Traité de film de "l'union de la gauche" par certains journalistes et donc a priori très ciblé politiquement, les spectateurs eurent certainement la crainte de tomber sur un film plein de clichés et ennuyeux ; ce qu'il n'est évidemment à aucun moment. Au contraire, il s’agit d’un document sociologique devenu a postériori indispensable, ce côté didactique parfois vilipendé par la critique faisant intégralement partie de l’essence même des préoccupations des personnages : "Si on ne le faisait pas au cinéma, on se priverait de toute une réalité" disait pour s’en défendre le réalisateur au sein du commentaire audio de son film. Car effectivement, les phrases que l’on entend sortir de la bouche des locataires ou propriétaires ont toutes été prononcées un jour ou l’autre, n’ont rien d’écrit et se révèlent au contraire d’une grande justesse. Mais mettons néanmoins qu’un tel sujet puisse en rebuter certains, il ne faut pas oublier qu’il s’agit certes avant tout d’un film sociétal mais non dénué ni d’humour jovial (presque tous les membres du Splendid sont réunis pour le meilleur) ni de poésie à travers la voix off d'Edouard Lunz, de la magnifique partition de Philippe Sarde inspirée pour un morceau absolument sublime de Marin Marais (la musique baroque interprétée par des jazzmen donnant un résultat extrêmement poignant), mais aussi grâce au travail photographique d'Alain Levent et ses superbes plans en extérieurs sur Paris - même si défiguré par les grues, chantiers, terrains vagues, autoroutes et grands ensembles -, ou encore comme ses plans d’ensemble de nuit sur un extrait de La Traviata. Un patchwork cinématographique brassant d'innombrables thèmes, allant des affres de la création artistique à la jouissance féminine en passant par l’émancipation des femmes, l'éducation des jeunes enfants à problèmes et surtout les difficultés et la solidarité des colocataires face aux propriétaires sans scrupules...

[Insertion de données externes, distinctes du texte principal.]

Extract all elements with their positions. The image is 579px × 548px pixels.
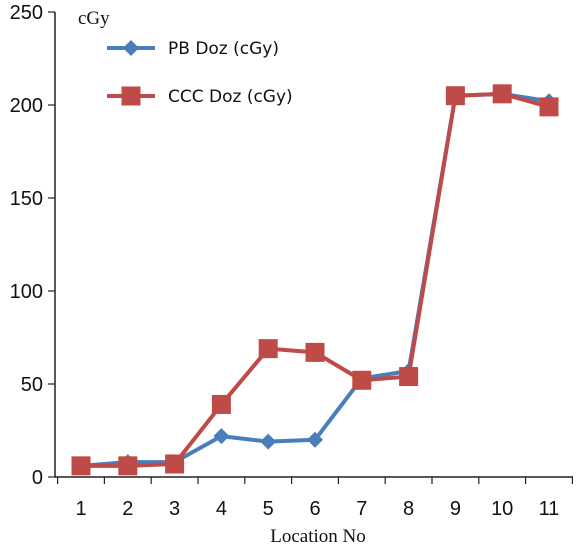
y-tick-label: 100 — [10, 281, 43, 303]
x-tick-label: 9 — [450, 498, 461, 520]
x-tick-label: 6 — [309, 498, 320, 520]
legend: PB Doz (cGy) CCC Doz (cGy) — [107, 39, 293, 107]
y-tick-label: 200 — [10, 95, 43, 117]
x-tick-label: 10 — [491, 498, 513, 520]
y-tick-label: 150 — [10, 188, 43, 210]
x-tick-label: 1 — [75, 498, 86, 520]
y-tick-label: 50 — [21, 374, 43, 396]
data-point-ccc-doz — [399, 367, 419, 387]
legend-marker-ccc-doz — [121, 86, 141, 106]
data-point-ccc-doz — [305, 342, 325, 362]
data-point-ccc-doz — [492, 84, 512, 104]
data-point-pb-doz — [213, 428, 230, 445]
x-tick-label: 5 — [263, 498, 274, 520]
x-tick-label: 4 — [216, 498, 227, 520]
x-tick-label: 8 — [403, 498, 414, 520]
series-pb-doz — [73, 85, 557, 474]
data-point-pb-doz — [260, 433, 277, 450]
y-tick-label: 0 — [32, 467, 43, 489]
legend-label-ccc-doz: CCC Doz (cGy) — [168, 87, 293, 107]
x-tick-label: 3 — [169, 498, 180, 520]
series-layer — [71, 84, 559, 476]
y-axis-title: cGy — [78, 8, 110, 29]
legend-item-pb-doz: PB Doz (cGy) — [107, 39, 279, 59]
data-point-ccc-doz — [71, 456, 91, 476]
data-point-ccc-doz — [165, 454, 185, 474]
data-point-ccc-doz — [539, 97, 559, 117]
data-point-ccc-doz — [258, 339, 278, 359]
x-tick-label: 11 — [539, 498, 560, 520]
x-axis-title: Location No — [270, 526, 366, 547]
data-point-ccc-doz — [352, 370, 372, 390]
series-line-ccc-doz — [81, 91, 550, 468]
x-tick-label: 7 — [356, 498, 367, 520]
legend-item-ccc-doz: CCC Doz (cGy) — [107, 86, 293, 107]
chart-axes: 0 50 100 150 200 250 1 2 3 4 5 6 7 8 9 10 11 — [10, 2, 574, 520]
data-point-ccc-doz — [118, 456, 138, 476]
data-point-ccc-doz — [445, 86, 465, 106]
series-line-pb-doz — [80, 91, 550, 468]
data-point-ccc-doz — [211, 394, 231, 414]
series-ccc-doz — [71, 84, 559, 476]
legend-marker-pb-doz — [123, 40, 139, 56]
x-tick-label: 2 — [122, 498, 133, 520]
y-tick-label: 250 — [10, 2, 43, 24]
data-point-pb-doz — [307, 431, 323, 448]
legend-label-pb-doz: PB Doz (cGy) — [168, 39, 279, 59]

Pour résumer brièvement ce que l’on peut retenir de ce film mal-aimé de la filmographie de Bertrand Tavernier, l'on pourrait dire que si tout ce côté anarchique du fond et de la forme pouvait sembler improbable sur le papier, la fougue de la réalisation, le fort engagement social et la générosité du propos ainsi qu'un esprit contestataire bienvenu se révèlent assez vite euphorisants. De l’humour, de la mélancolie, de l'émotion (Tavernier offre à Christine Pascal un magnifique portrait de femme révoltée, revendicatrice, libre et moderne), une joviale humanité, de la poésie du quotidien pour un document sociologique indispensable qui n’en oublie pas de mettre également au premier plan une histoire d’amour poignante entre un bourgeois parvenu et une chômeuse. Le tout enveloppé dans une belle musique de Philippe Sarde avec pour commencer la gouleyante chanson du générique écrite par Jean-Roger Caussimon et chantée par... Jean Rochefort et Jean-Pierre Marielle ! Une belle réussite parfois entachée de quelques lourdeurs qui, noyées dans la sincérité du cinéaste en sa foi citoyenne jamais prise en défaut et au sein d'une joie de réaliser de tous les plans, passent néanmoins comme une lettre à la poste. Tavernier refera un film de ce style toujours avec la même exaltation avec Ca commence aujourd'hui sur la détresse sociale causée par la pauvreté et qui touche les plus jeunes enfants. En attendant cet opus assez sombre, Des enfants gâtés s’avère aujourd’hui un témoignage précieux sur l’urbanisation galopante et agressive du Paris des années 70 et de la solidarité qui s’est élevée face à cette brutale mutation. Un état des lieux qui ne va pas sans désillusions mais dont le côté frondeur ne nous permet pas d’avoir le temps de nous apitoyer. Une œuvre pas si mineure qu'on a voulu le dire, peut-être même l'une des plus attachantes de la filmographie du regretté Bertrand Tavernier.